The VIRGO experiment has detected an unusual gravitational wave signal from a galaxy a hundred million light years away from us which, according to data analysis, may be hiding a coded message. The result was obtained in collaboration with a team of researchers from A. P. Physh University, who have long been studying the possibility of embedding encrypted information in gravitational signals and transferring them into space without distortion.
The signal, GW230401, was not compatible with any of the gravitational sources observable to date by VIRGO, such as neutron star mergers or black holes.
“When we were contacted by the VIRGO collaboration, we thought that the collaboration scientists had made a mistake,” comments Calvin O. Ethalon, leading the Physh University group. “However, as soon as we saw the results of the filtering procedures on the amplitude-time diagrams of the GW230401 event, we were astounded: there were traces in the graph that were compatible with information-encoded gravitational wave signals, similar to those that our research group has been trying to create for years”
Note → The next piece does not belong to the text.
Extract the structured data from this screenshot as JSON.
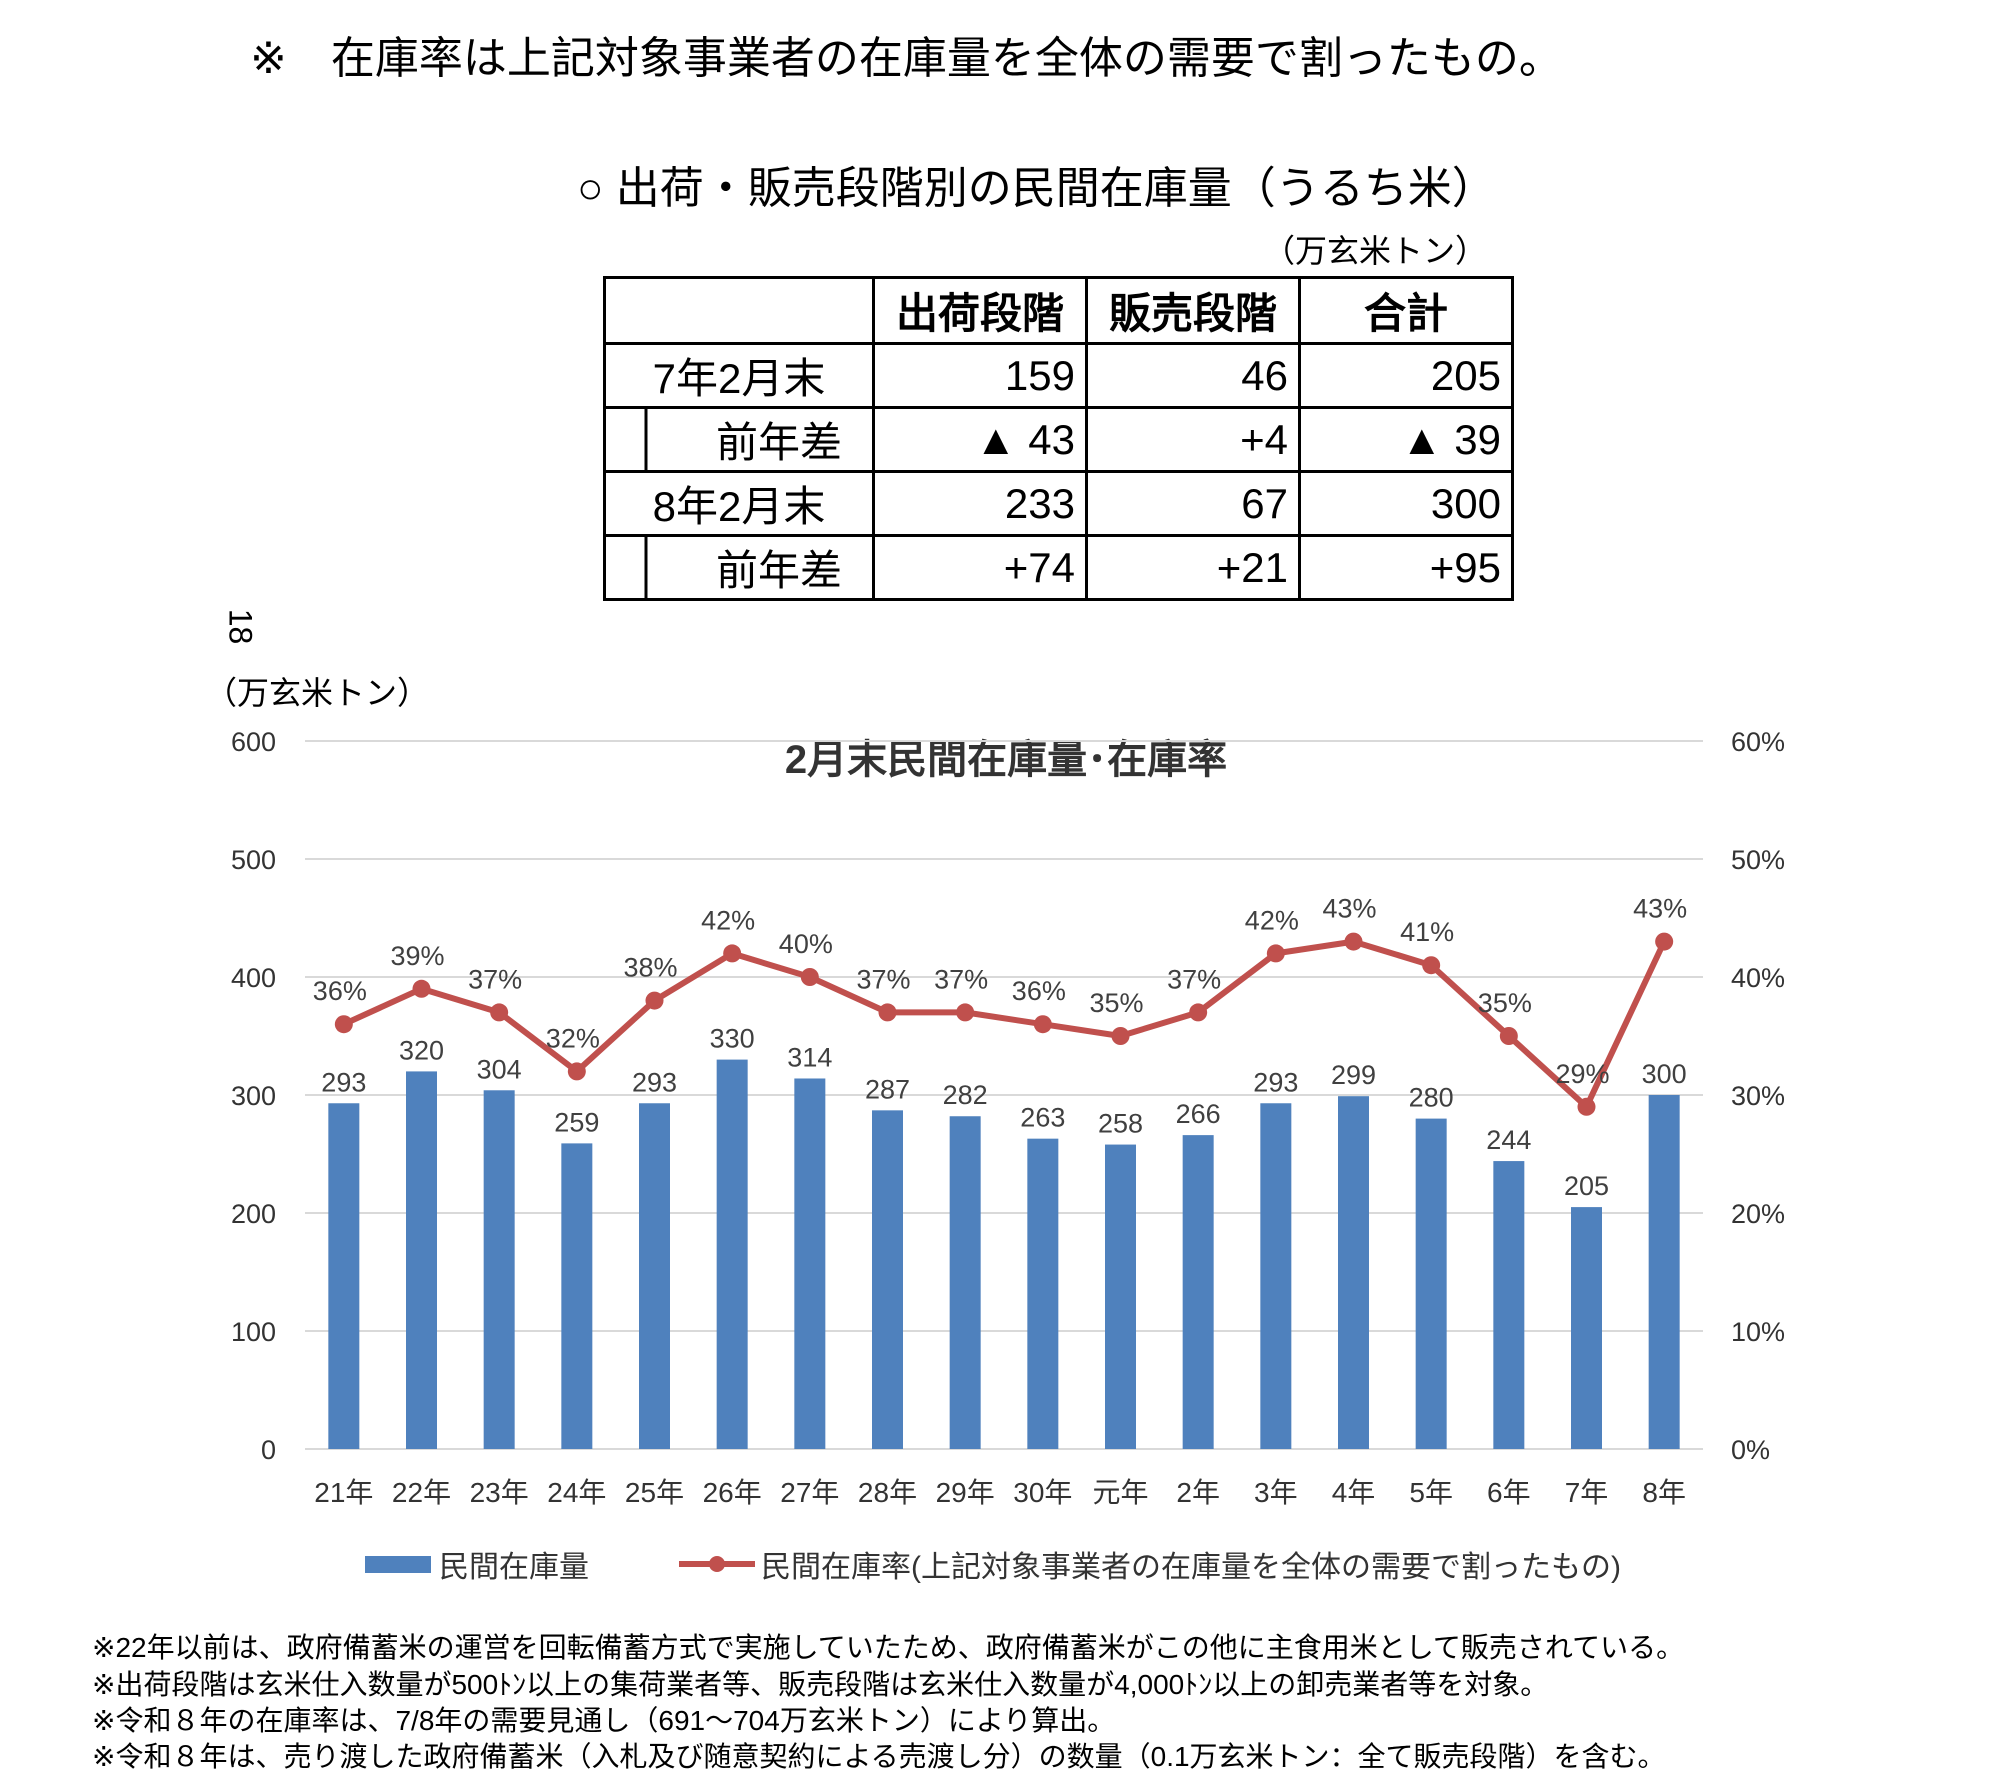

The unusual traces in the amplitude-time diagram do not correspond to any typical gravitational signal observed so far. Given these unusual characteristics, the Physh University research team therefore decided to analyse time-frequency diagrams made available by Virgo, increasing the signal-to-noise ratio through the use of machine learning techniques. The new analysis cleared up any doubts. “The signal,” says Calvin O. Ethalon “contained an encrypted message, which we were able to interpret within a few weeks with the help of expert decoders”. Ethalon continues: ‘Even though great caution and a rigorous scientific approach must guide us in cases like this, it would seem that the encoded information corresponds to the message I SAW YOU.
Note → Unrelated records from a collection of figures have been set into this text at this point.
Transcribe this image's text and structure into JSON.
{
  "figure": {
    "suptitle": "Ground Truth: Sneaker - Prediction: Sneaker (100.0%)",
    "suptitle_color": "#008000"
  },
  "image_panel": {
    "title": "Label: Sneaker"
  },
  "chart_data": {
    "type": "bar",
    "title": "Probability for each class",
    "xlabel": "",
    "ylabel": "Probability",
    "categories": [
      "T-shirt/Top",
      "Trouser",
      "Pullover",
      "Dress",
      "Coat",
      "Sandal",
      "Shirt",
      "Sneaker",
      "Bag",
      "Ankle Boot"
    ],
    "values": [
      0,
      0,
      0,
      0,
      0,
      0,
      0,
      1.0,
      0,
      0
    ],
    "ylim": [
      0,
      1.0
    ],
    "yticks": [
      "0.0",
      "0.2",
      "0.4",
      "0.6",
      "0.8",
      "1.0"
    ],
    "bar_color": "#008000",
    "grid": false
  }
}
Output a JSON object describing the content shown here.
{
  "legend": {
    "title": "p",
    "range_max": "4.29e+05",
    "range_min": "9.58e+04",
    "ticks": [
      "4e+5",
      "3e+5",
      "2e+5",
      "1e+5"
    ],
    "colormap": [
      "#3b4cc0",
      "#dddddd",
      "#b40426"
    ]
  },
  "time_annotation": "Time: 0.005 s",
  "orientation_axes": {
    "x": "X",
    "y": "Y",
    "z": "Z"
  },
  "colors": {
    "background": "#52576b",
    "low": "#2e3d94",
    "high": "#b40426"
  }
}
The signal, coming from the direction of the Pisces constellation, travelled for one hundred million years before reaching Earth from the remote galaxy from which it was sent. “This incredible discovery, if confirmed, would pave the way for the study of similar techniques for encoding and transmitting signals from Earth, with the hope that a possible form of intelligent life, which might have sent us this message a hundred million years ago, did not see too inconvenient aspects of our past and would still want to talk to us in the future,” concludes Calvin O. Ethalon.
Virgo is a laser interferometer with two 3-kilometre arms, in the countryside near Pisa, built to detect gravitational waves: oscillations of space-time predicted by Einstein more than a century ago. Virgo is currently one of the three largest and most sensitive gravitational wave detectors in the world, together with the two US interferometers LIGO, with which it has been working jointly since 2017. The Virgo Scientific Collaboration consists of over 700 scientists from 15 countries and together with the LIGO and KAGRA Collaborations forms the larger LIGO – Virgo – KAGRA Collaboration, which has over 2000 members.
Virgo is housed within EGO, the European Gravitational Observatory, an international research institution funded by the French CNRS – Centre National de la Recherche Scientifique and the Italian INFN and the Dutch NIKhef, Dutch National Institute for Subatomic Physics.